Sedangkan bagi gereja-gereja yang menganut metode baptisan percik, sedikit sekali memliki landasan teologis untuk mendukung ajaran metode baptisan percik. Memang baptisan percik tidak ada dasar teologisnya di dalam Alkitab. Baptisan percik sendiri kemungkinan besar adalah tradisi gereja yang dipelihara hingga saat ini, walau pun sebenarnya memang ada cerita historis akan hal ini namun saya tidak akan membahasnya.
Lalu mana yang benar jika kita ingin di baptis, apakah percik atau selam..??
Kembali kepada hipotesa saya di atas mengenai Firman Allah, bahwa yang namanya Firman Allah itu tidak akan membuat perpecahan melainkan pemisahan antara yang benar dengan yang salah; antara yang asli dengan yang palsu. Karena itu, dalam kesederhanaan saya berpikir, saya mencoba memberikan tanggapan yang kembali kepada terang Firman Allah mengenai persoalan baptisan yang kelihatannya sederhana tetapi sering menjadi sebuah perdebatan.

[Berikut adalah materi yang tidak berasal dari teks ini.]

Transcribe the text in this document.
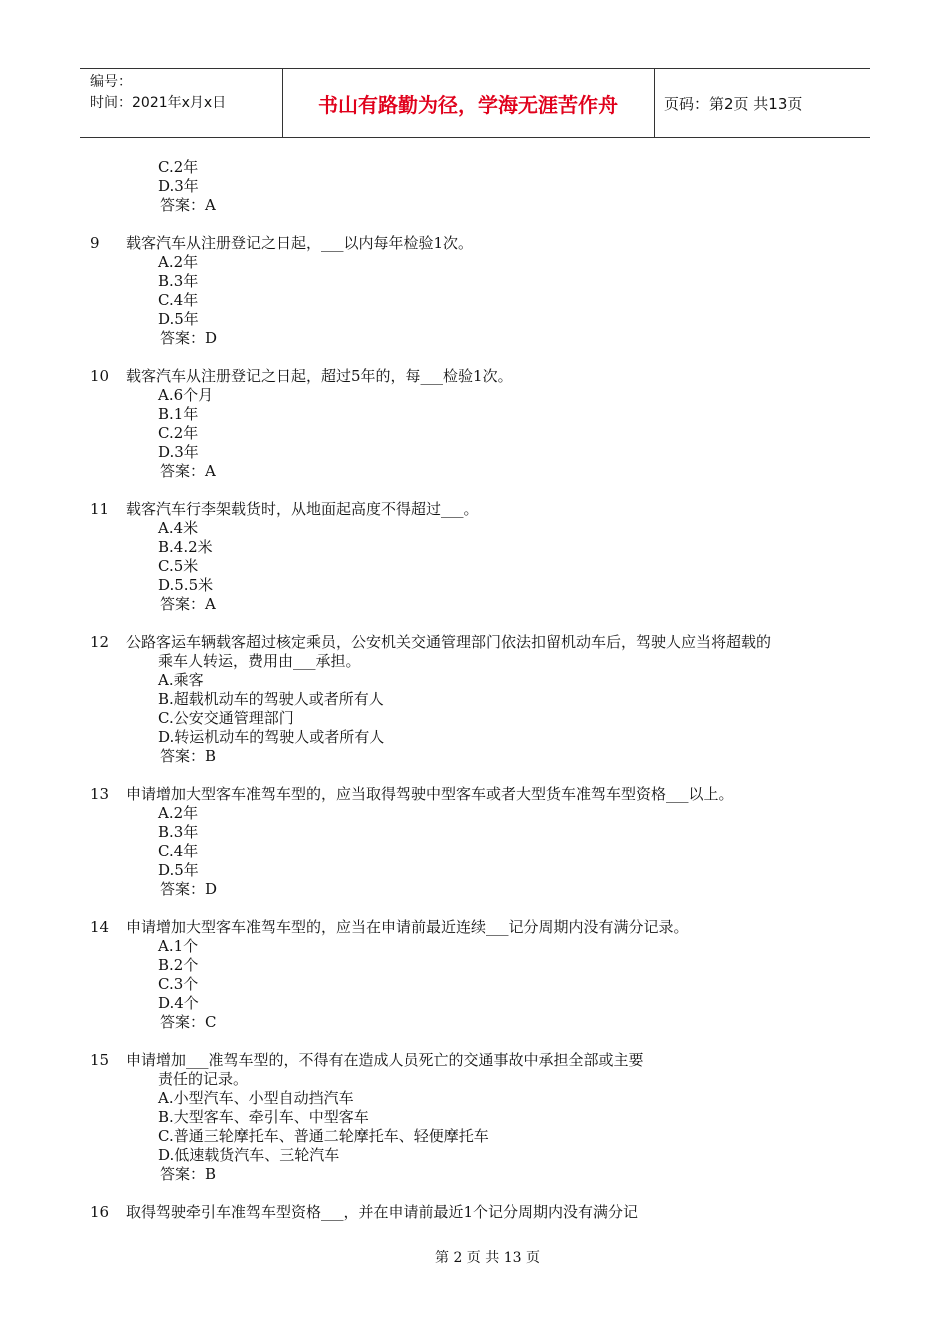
编号：
时间：2021年x月x日	书山有路勤为径，学海无涯苦作舟	页码：第2页 共13页
C.2年
D.3年
答案：A
9	载客汽车从注册登记之日起，___以内每年检验1次。
A.2年
B.3年
C.4年
D.5年
答案：D
10	载客汽车从注册登记之日起，超过5年的，每___检验1次。
A.6个月
B.1年
C.2年
D.3年
答案：A
11	载客汽车行李架载货时，从地面起高度不得超过___。
A.4米
B.4.2米
C.5米
D.5.5米
答案：A
12	公路客运车辆载客超过核定乘员，公安机关交通管理部门依法扣留机动车后，驾驶人应当将超载的
乘车人转运，费用由___承担。
A.乘客
B.超载机动车的驾驶人或者所有人
C.公安交通管理部门
D.转运机动车的驾驶人或者所有人
答案：B
13	申请增加大型客车准驾车型的，应当取得驾驶中型客车或者大型货车准驾车型资格___以上。
A.2年
B.3年
C.4年
D.5年
答案：D
14	申请增加大型客车准驾车型的，应当在申请前最近连续___记分周期内没有满分记录。
A.1个
B.2个
C.3个
D.4个
答案：C
15	申请增加___准驾车型的，不得有在造成人员死亡的交通事故中承担全部或主要
责任的记录。
A.小型汽车、小型自动挡汽车
B.大型客车、牵引车、中型客车
C.普通三轮摩托车、普通二轮摩托车、轻便摩托车
D.低速载货汽车、三轮汽车
答案：B
16	取得驾驶牵引车准驾车型资格___，并在申请前最近1个记分周期内没有满分记
第 2 页 共 13 页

Jika kita jujur, persoalan mengenai baptis percik atau selam, adalah persoalan metode dari baptisan. Padahal baptisan yang dimaksudkan dalam Alkitab sehingga itu menjadi sesuatu yang penting adalah soal makna bukan metode. Bagaimana membuktikannya?
Dalam Markus 16:16 dikatakan : "Siapa yang percaya dan dibaptis akan diselamatkan." Ayat ini tidak lengkap. Jika kita hanya melihat ayat itu hanya sepenggal, memang memberikan kesan bahwa percaya+baptisan=selamat. Padahal, ayat ini lengkapnya adalah "Siapa yang percaya dan dibaptis akan diselamatkan, tetapi siapa yang tidak percaya akan dihukum." Penekanan penting dalam ayat ini yang berhubungan dengan keselamatan adalah "PERCAYA" bukan dibaptisnya. Baptisan di ayat itu akan memiliki makna yang benar jika dihubungkan dengan "Percaya" dalam teks tersebut. Karena itu untuk memiliki pemahaman yang benar mengenai baptisan, maka kita harus membedah kata "PERCAYA" dalam ayat tersebut.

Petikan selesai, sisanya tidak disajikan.